Income inequality at 100-yr extremes
Dalio argues the danger is amplified by a second factor: the largest wealth and income divide in the US in nearly a century.
The fourth chart — tracking the income share of the top 10% versus the bottom 90% — shows the ratio has climbed back above 90%, a level last seen in the late 1920s, just before the Great Depression. While the gap narrowed through the mid-20th century, it widened sharply from the 1980s onward and now sits at its highest point in approximately 100 years.
Dalio warns that inequality at these levels is historically tied not only to economic fragility but also to political conflict, redistribution pressures and social instability, similar to the turbulence of the 1930s and 1970s.

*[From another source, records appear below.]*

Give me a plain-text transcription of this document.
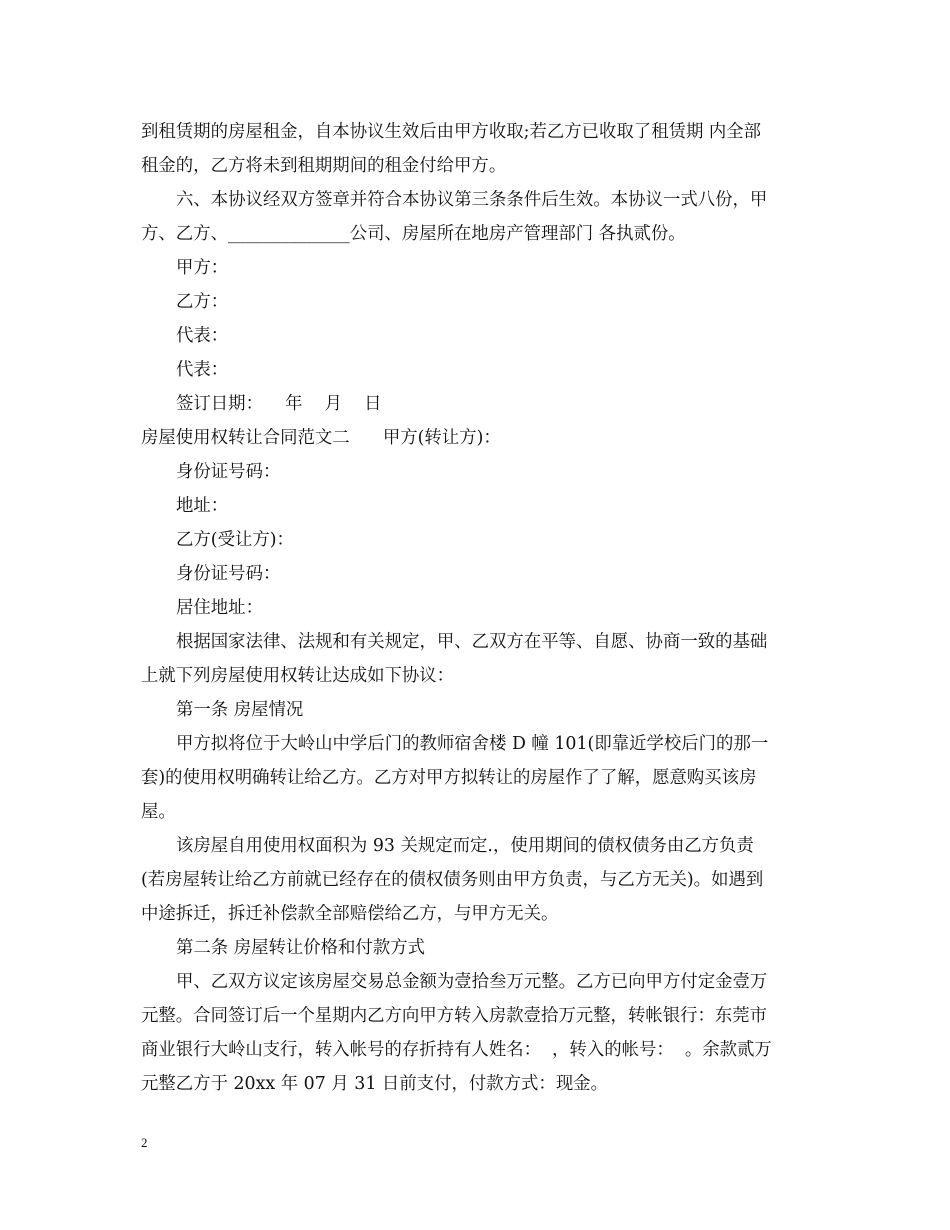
到租赁期的房屋租金，自本协议生效后由甲方收取;若乙方已收取了租赁期 内全部
租金的，乙方将未到租期期间的租金付给甲方。
六、本协议经双方签章并符合本协议第三条条件后生效。本协议一式八份，甲
方、乙方、______________公司、房屋所在地房产管理部门 各执贰份。
甲方：
乙方：
代表：
代表：
签订日期：    年    月    日
房屋使用权转让合同范文二      甲方(转让方)：
身份证号码：
地址：
乙方(受让方)：
身份证号码：
居住地址：
根据国家法律、法规和有关规定，甲、乙双方在平等、自愿、协商一致的基础
上就下列房屋使用权转让达成如下协议：
第一条 房屋情况
甲方拟将位于大岭山中学后门的教师宿舍楼 D 幢 101(即靠近学校后门的那一
套)的使用权明确转让给乙方。乙方对甲方拟转让的房屋作了了解，愿意购买该房
屋。
该房屋自用使用权面积为 93 关规定而定.，使用期间的债权债务由乙方负责
(若房屋转让给乙方前就已经存在的债权债务则由甲方负责，与乙方无关)。如遇到
中途拆迁，拆迁补偿款全部赔偿给乙方，与甲方无关。
第二条 房屋转让价格和付款方式
甲、乙双方议定该房屋交易总金额为壹拾叁万元整。乙方已向甲方付定金壹万
元整。合同签订后一个星期内乙方向甲方转入房款壹拾万元整，转帐银行：东莞市
商业银行大岭山支行，转入帐号的存折持有人姓名：  ，转入的帐号：  。余款贰万
元整乙方于 20xx 年 07 月 31 日前支付，付款方式：现金。
2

Wealth taxes could trigger forced selling
Dalio also argues that democratic governments loaded with debt — chief among them the US — are running out of fiscal and political space. They cannot borrow much more due to declining demand from both domestic and foreign buyers. They cannot raise conventional taxes without alienating high-income earners. They cannot cut spending without intensifying social unrest.
This leaves wealth taxation as the most likely next step. But Dalio warns that any serious attempt at taxing wealth — especially unrealized gains — would have destabilising consequences. US households collectively own around $150 trillion in wealth, but hold less than $5 trillion in cash. Even a modest 1-2% wealth tax would require Americans to produce $1–2 trillion in cash payments each year, almost all of which would have to come from selling assets.
Dalio argues this would force massive liquidation of equities and private-market holdings, depress asset valuations, push borrowing costs higher, and accelerate capital flight — not only popping the bubble but deepening the subsequent bust.
History’s Repeating Voice: 1929, 1971, 2000, 2008
Throughout his analysis, Dalio draws parallels to past turning points.
- 1929-33: A credit-fueled equity boom collapses into depression.
- 1971: Excess US deficits prompt Nixon to sever the dollar’s gold linkage, triggering a sharp devaluation.
- 2000: The tech bubble bursts after valuations detach from monetary fundamentals.
- 2008: Credit expansion implodes, forcing central banks into unprecedented money creation.
Dalio argues today’s environment echoes all of these: too much financial wealth relative to money, liquidity tightening, overextended leverage, and widening social divides.
A risk cluster rarely seen together
Dalio’s conclusion is stark. The data shows:
- Equity wealth relative to money is at its highest level in at least 120 years.
- The historical record suggests weak nominal and near-zero or negative real returns over the coming decade.
- Income inequality is near pre-Depression extremes.
- Political pressure for redistribution is rising alongside fiscal strain.
When these forces combine, Dalio argues, markets and society both enter a precarious phase.
“When the promises to deliver money are far greater than the amount of money that exists, and wealth needs to be sold to get that money, watch out for a bubble bursting,” he wrote. “And when that happens alongside big wealth gaps, watch out for big political and wealth changes.”